Enter David Wright. On a day when it felt like a loss would lead to the total abandonment of the Mets bandwagon, the Mets' best player did everything in his power to make sure that the loss never came.
Wright homered in his first two at-bats (and homered in three straight going back to the futile ninth inning comeback on Wednesday) and drove in five runs as the Mets ended their six-game losing streak with a 9-5 win in Washington. It was as close to a must-win game as you can get at this point in the season and it is little surprise that Wright was the driving force behind it.
Despite the team's overall offensive success -- fourth in the National League in runs -- Wright has been the only consistently reliable and consistently dangerous part of the lineup. It's surprising that teams are still allowing themselves to be beaten by Wright, since pitching around him would put all of the pressure on players who haven't shown much of an ability to handle it this season.

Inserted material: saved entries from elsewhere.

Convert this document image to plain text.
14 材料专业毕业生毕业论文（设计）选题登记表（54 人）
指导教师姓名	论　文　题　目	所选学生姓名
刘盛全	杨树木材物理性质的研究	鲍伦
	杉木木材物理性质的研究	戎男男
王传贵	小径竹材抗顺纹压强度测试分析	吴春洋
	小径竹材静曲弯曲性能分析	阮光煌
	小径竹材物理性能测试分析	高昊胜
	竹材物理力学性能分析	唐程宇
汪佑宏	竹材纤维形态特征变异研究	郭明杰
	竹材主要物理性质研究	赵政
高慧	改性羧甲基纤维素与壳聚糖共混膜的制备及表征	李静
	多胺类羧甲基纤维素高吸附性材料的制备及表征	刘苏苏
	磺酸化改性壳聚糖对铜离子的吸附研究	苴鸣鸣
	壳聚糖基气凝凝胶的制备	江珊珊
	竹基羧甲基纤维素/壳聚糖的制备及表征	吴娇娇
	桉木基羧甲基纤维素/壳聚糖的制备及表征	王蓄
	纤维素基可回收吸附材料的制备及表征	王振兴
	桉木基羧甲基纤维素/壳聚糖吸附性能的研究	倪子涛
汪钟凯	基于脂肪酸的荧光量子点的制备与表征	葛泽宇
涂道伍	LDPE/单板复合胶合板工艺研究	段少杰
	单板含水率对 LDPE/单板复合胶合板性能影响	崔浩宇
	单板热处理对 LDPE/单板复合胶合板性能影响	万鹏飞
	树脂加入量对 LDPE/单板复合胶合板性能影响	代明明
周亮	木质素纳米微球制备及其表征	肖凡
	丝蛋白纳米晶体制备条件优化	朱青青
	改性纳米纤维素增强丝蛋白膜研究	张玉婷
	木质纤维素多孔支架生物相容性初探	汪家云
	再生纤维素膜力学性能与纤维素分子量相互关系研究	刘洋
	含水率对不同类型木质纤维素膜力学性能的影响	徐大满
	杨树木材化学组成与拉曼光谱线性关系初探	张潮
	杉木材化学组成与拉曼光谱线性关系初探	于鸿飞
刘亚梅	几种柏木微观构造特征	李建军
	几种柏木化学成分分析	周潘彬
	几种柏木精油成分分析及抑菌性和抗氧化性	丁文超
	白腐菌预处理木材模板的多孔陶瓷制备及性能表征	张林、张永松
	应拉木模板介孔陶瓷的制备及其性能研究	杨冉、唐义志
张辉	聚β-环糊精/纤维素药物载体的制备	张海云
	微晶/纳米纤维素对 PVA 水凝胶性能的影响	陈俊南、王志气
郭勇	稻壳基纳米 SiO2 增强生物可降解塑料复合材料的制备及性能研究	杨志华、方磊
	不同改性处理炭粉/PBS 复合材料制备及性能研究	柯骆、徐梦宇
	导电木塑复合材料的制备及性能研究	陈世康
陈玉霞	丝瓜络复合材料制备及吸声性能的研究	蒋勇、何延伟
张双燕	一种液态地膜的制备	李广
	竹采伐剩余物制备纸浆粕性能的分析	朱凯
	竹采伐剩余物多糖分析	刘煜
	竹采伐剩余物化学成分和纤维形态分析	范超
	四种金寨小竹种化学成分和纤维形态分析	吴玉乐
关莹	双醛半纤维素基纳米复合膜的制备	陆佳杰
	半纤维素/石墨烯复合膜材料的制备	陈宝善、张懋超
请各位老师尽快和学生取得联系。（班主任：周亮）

The Mets will take the willful ignorance of their opposition every day of the week and twice on Sunday because even Thursday's victory came with giant honking reminders of how off the rails this thing still threatens to go. R.A. Dickey was better than he'd been in his last two starts, but the only reason his 7.1 inning/10 hit/four run outing isn't being used as a sign of continued slippage is because the offense scored nine runs.
It's Dickey winning a battle or throwing the right pitch at the right time or giving his team a chance to win, to use a trio of phrases popular among baseball folk who like to let the result dictate the way they read the performance. More truthfully, it is the latest sign that the otherworldly Dickey has given way to a more earthbound one.
That's fine and it's still better than the bullpen, which loaded the bases in the eighth and saw Bobby Parnell allow a run while flirting with outright disaster in the ninth before getting the last out. If ever you needed a reminder that one win doesn't change all that much, they were happy to provide it.
Wright didn't need much of one, saying after the game that it was still a brutal 1-5 road trip. It was, but it is now over and, thanks to Wright, there's still reason to care what happens next.